Along the way... - a mobile, public art installation



As an artist, I’m interested in the non-institutionalised artistic practices of India that have the profusion and vibrancy of colour, the force of raw emotion, an endearing quality of naivety and an essence of spontaneity that beautifully meld to create an arresting visual. I’ve always been struck, fascinated and stimulated by this visual language. The interest and wonder for work of this quality has lead me to first and foremost to travel across the country to understand the dynamics of creation, its place in the society, its sources like folklore and mythology.

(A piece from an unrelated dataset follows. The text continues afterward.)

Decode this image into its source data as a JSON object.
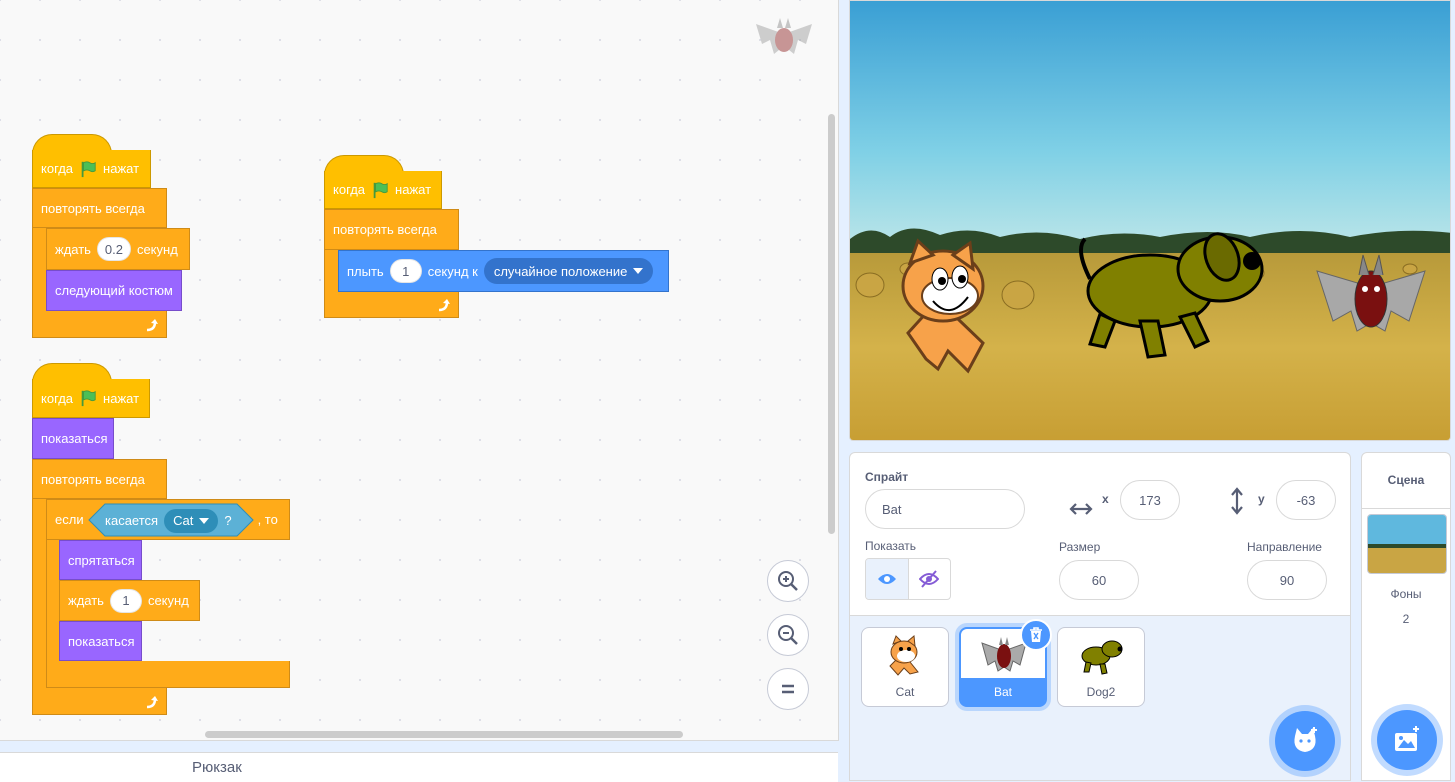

Over fifteen years, I’ve collected products created for local consumption like educational posters, matchboxes, textiles, knickknacks and photographed images of decorations on trucks, bullock carts and autorickshaws to educate and understand the sensibilities that guide and infuse the creation of these works with such character. This process has laid the ground for my own artistic interventions, which has made me rethink my own skills of fashion and textile design, pattern-making and weaving to find parallels to make studied versions of these indigenous and local crafts.
In my current work, Along the way..., I work with one my most loved expressions – decorative vehicle art. Over the past eight years of living in Bangalore – a major commercial hub – I’ve learnt to appreciate and distinguish the point of origin of these decorations on trucks and other vehicles based on the stylistic choices.  The choice of the patterns, the brush strokes, decorative embellishments, colour, proportion and accessorising, which change based on the region of origin.
This underlying interest alerted me to the other kinds of decorative vehicle art and I began to look at autorickshaw art that is prevalent in Bangalore. I began to photograph the various expressions of this art form and slowly began to learn and teach myself to overarching aesthetic and detailing. I’ve spent the last two years collaborating with executioners known as “liners” of this art practice to create my own autorickshaw art using the inherent qualities of the form but pushing it in content, colour, style and material to create something new.
The major motivation of my artistic practice is to dialogue with the city as well as to stimulate conversation, to draw the city’s attention away from the glitzy promises of modernity to the intimacy of the crafts. Along the way... is a fruition of that desire to converse by playing with the visualness of the autorickshaw in order to allow people to see the form in its exaggerated glory, to be surprised or to talk among themselves.